À l’approche du 1er janvier 2018, date à laquelle l’ensemble des emprunteurs seront libres de choisir l’établissement gestionnaire de leur assurance-crédit, les courtiers en assurances cherchent à étoffer leurs équipes commerciales, tandis que les banques préparent la contre-offensive.

Les courtiers en assurances étoffent leur armée de commerciaux

Pour les banques et les professionnels de l’assurance, le 1er janvier 2018 signera l’ouverture des hostilités : à compter de cette date, tout client ayant un crédit en cours pourra demander la résiliation de son assurance emprunteur et d’en souscrite une nouvelle auprès d’un nouvel assureur.
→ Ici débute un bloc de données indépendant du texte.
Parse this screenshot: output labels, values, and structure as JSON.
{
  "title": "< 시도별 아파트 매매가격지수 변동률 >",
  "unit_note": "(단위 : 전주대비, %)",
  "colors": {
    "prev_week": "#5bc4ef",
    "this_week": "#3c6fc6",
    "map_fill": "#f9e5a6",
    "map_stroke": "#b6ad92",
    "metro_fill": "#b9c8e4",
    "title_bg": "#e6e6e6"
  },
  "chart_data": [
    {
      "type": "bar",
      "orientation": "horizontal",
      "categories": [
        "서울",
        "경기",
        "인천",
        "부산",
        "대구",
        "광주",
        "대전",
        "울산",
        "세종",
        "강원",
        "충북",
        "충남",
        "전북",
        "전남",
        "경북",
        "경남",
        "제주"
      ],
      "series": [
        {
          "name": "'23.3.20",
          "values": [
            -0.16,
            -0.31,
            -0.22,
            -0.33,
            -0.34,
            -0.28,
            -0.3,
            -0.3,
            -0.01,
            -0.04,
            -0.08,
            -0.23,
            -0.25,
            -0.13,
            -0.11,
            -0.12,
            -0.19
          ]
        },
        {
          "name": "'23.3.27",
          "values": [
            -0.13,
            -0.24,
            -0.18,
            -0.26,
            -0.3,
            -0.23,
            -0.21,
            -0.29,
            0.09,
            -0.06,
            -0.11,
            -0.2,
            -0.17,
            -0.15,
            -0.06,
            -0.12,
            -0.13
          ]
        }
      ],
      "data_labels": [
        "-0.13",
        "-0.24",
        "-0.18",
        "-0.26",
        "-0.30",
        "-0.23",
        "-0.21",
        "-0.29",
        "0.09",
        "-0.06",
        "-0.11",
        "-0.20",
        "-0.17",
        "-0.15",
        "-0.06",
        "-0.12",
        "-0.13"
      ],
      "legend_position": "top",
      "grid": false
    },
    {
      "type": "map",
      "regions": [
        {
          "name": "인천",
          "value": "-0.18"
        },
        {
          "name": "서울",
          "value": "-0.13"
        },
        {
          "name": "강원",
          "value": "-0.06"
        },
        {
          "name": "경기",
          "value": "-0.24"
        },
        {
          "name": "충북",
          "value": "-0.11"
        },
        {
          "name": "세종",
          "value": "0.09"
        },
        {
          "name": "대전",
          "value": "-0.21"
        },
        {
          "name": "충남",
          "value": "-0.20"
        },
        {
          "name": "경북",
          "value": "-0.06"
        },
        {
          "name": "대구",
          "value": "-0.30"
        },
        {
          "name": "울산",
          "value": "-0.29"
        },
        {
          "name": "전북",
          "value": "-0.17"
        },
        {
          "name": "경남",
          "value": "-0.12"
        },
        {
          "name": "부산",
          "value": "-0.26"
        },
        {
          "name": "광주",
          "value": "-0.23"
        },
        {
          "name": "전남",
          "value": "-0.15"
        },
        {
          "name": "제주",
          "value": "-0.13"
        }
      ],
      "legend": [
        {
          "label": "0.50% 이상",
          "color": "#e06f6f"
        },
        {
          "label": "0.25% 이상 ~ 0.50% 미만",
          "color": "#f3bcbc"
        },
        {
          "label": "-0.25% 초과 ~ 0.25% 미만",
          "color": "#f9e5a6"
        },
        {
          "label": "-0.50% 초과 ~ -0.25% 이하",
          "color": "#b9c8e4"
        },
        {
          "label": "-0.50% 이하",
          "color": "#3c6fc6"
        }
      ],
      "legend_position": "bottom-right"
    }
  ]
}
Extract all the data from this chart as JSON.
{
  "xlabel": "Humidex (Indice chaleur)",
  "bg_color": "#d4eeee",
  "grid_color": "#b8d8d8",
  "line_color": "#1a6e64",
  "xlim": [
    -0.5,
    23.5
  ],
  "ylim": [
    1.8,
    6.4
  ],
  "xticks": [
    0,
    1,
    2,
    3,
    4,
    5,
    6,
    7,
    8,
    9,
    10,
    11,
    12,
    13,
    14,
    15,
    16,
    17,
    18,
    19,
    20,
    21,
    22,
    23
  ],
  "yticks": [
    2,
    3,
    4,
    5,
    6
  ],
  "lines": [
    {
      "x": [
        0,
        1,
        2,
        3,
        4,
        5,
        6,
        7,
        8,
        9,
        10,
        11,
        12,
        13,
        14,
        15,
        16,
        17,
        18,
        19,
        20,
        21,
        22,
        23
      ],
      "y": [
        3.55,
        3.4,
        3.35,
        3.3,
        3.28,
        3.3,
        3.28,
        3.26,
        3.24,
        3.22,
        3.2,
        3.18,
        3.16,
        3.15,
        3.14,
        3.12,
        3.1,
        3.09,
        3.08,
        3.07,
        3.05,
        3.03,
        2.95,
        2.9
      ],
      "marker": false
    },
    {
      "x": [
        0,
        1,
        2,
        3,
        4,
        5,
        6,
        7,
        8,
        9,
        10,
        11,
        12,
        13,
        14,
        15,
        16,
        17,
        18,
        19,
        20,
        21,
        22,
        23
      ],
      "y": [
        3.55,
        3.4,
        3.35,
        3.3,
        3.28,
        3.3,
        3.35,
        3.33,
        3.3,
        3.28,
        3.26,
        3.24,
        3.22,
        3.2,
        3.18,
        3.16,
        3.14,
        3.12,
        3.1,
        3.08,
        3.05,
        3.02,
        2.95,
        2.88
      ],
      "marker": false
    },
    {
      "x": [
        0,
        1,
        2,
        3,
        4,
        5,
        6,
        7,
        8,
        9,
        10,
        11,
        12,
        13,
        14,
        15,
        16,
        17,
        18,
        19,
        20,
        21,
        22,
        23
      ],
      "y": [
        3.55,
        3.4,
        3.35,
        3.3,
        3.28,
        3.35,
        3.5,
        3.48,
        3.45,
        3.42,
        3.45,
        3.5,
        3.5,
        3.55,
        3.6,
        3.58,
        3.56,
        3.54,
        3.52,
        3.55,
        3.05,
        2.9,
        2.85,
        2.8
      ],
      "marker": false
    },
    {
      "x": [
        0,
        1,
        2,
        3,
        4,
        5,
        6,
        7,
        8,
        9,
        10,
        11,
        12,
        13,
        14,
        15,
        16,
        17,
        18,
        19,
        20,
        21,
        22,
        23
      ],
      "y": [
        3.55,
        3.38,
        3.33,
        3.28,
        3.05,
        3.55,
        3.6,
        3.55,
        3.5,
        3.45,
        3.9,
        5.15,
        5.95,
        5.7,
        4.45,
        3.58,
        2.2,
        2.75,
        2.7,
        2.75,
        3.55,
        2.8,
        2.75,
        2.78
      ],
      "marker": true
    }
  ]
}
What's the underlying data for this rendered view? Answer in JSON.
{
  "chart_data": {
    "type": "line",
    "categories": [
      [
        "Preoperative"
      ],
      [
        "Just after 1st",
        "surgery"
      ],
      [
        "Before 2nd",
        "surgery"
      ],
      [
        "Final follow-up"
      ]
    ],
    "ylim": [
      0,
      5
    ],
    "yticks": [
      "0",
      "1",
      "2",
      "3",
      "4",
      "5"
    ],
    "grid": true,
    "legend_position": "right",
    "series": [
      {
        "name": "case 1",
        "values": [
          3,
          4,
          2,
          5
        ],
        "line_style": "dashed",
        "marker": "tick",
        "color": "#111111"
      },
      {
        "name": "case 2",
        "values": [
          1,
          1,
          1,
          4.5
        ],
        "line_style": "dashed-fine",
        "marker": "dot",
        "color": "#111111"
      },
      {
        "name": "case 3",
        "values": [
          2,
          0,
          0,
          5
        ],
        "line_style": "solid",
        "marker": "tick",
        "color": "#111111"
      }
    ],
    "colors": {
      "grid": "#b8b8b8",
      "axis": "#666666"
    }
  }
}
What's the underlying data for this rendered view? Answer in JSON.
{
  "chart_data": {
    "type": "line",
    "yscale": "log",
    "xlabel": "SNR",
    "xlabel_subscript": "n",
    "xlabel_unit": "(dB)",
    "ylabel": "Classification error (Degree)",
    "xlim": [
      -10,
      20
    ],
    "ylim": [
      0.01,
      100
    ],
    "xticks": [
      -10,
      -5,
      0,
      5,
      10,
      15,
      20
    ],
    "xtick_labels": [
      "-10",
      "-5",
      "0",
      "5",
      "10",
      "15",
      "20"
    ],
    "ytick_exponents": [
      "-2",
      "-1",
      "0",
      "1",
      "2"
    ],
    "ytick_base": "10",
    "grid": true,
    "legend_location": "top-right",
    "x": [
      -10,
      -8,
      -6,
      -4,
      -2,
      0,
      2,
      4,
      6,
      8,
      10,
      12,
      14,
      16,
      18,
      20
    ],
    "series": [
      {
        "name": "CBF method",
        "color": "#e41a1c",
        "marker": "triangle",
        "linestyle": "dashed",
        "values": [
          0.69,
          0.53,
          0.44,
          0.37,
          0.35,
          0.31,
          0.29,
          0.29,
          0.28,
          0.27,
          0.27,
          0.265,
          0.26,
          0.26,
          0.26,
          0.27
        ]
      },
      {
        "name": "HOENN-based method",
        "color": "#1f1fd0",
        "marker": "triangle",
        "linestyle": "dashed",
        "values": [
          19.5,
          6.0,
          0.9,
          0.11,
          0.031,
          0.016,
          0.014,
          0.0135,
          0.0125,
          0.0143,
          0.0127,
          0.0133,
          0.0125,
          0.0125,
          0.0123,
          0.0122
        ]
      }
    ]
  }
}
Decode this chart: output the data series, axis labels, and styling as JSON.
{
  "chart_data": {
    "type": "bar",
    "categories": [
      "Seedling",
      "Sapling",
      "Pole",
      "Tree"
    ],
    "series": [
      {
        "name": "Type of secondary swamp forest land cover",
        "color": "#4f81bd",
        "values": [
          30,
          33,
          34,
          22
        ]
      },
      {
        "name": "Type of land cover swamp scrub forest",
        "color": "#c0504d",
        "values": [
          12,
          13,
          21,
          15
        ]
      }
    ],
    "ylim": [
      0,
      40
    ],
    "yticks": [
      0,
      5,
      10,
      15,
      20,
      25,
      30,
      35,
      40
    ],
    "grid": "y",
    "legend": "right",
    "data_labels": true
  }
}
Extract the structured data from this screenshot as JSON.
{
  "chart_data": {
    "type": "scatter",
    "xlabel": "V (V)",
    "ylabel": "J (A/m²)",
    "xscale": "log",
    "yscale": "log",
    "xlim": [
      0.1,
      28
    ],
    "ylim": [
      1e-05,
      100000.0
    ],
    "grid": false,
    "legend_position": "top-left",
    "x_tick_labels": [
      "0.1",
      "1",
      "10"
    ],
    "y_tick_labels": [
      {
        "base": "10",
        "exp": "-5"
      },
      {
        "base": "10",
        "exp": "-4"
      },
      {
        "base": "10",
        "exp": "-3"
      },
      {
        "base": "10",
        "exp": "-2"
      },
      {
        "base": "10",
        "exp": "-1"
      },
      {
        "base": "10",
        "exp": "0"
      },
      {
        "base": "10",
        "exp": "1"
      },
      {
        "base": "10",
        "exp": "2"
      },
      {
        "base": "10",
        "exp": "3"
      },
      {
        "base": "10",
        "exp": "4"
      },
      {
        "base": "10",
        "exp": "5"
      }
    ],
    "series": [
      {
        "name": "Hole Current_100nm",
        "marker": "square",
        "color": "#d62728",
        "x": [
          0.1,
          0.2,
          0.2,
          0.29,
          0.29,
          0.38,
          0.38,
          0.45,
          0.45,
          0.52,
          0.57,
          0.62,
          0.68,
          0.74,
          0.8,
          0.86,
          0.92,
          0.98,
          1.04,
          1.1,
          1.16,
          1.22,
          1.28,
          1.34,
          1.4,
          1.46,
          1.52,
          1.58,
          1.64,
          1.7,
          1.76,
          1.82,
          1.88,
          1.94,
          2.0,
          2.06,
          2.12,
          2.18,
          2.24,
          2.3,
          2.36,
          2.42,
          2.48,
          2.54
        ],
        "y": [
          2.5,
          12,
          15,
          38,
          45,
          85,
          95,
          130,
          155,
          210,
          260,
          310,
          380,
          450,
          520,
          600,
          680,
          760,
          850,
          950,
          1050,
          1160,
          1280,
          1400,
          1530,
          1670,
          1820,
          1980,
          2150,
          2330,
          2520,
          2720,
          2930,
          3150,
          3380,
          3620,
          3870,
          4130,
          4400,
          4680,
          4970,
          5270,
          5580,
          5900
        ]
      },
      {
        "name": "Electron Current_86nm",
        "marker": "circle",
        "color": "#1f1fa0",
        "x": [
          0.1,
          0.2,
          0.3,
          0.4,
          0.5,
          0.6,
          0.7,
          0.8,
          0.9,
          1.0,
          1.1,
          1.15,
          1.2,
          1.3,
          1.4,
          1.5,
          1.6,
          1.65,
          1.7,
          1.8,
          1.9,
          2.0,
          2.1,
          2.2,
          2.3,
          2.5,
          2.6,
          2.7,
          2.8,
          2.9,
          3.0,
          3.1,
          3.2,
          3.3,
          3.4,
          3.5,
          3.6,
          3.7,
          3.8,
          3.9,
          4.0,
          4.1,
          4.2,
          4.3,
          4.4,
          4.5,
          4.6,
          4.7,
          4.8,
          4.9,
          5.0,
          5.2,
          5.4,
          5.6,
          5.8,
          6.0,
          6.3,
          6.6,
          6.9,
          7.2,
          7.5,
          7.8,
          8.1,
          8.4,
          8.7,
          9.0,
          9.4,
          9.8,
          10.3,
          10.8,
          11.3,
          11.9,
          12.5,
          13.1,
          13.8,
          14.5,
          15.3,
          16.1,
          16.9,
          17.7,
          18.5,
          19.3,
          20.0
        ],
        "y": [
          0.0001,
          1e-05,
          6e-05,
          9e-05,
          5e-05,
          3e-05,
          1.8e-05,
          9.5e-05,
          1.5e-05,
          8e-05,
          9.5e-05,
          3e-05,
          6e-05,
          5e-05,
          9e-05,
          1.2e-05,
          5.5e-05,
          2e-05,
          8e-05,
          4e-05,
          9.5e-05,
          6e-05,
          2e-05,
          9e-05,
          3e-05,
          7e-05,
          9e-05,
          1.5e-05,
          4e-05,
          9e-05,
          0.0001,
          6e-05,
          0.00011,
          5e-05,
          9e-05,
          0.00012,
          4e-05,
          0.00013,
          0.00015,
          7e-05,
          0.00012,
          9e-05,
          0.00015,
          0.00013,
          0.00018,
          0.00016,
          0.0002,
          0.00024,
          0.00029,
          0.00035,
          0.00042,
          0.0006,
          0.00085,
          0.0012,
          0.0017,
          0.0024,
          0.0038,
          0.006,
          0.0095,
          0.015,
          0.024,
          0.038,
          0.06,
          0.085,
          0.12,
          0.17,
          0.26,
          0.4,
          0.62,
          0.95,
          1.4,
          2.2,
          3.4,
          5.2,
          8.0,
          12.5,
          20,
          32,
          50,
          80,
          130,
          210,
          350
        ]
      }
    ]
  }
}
Cette évolution législative, véritable opportunité pour les clients des banques de faire des économies, constitue un véritable mal de tête pour ces dernières. Car si la grande majorité des Français ignore la possibilité qui leur sera offerte de changer d’assureur, les courtiers en assurances seront bien là pour les en informer.

Et il faut dire que les courtiers sont bien décidés à ne pas rater le coche. Dès à présent, fleurissent sur Internet des annonces de recrutement de commerciaux et de « responsables acquisition ». Sur une offre, dans la partie « Responsabilités », on peut par exemple lire : « Contact clientèle : gestion des appels, renseignements et conseils ; gestion des adhésions : contrôle, validation et enregistrement de toute nouvelle adhésion et établissement de devis ». Des mots qui en disent long sur la détermination des courtiers à mettre le paquet.

Les banques bien déterminées à conserver leurs clients

Les banques ne comptent pas être en reste et ne cachent pas leur intention de continuer à gérer ce qu’elles considèrent comme leur chasse gardée. Dans une offre mise en ligne sur le site d’une grande banque, on peut par exemple lire : « Doté(e) d'un bon relationnel, d'un esprit d'équipe et d'un tempérament de négociateur, vous déployez les moyens nécessaires pour conserver les clients ». L’annonce précise par ailleurs que le candidat devra maîtriser les techniques de vente par téléphone. Le constat est donc sans appel : les banques feront tout leur possible pour empêcher leurs clients de partir s’assurer ailleurs.

C’est d’ailleurs dans la même veine qu’à l’été 2017, la Fédération Bancaire Française (FBF) a saisi le Conseil constitutionnel pour que soit annulé l’arrêté du 14 juin 2017 modifiant l'arrêté du 29 avril 2015, qui précise le format et le contenu de la fiche standardisée d'information relative à l'assurance ayant pour objet le remboursement d'un prêt. La décision du Conseil constitutionnel est attendue pour le 11 janvier 2018 au plus tard.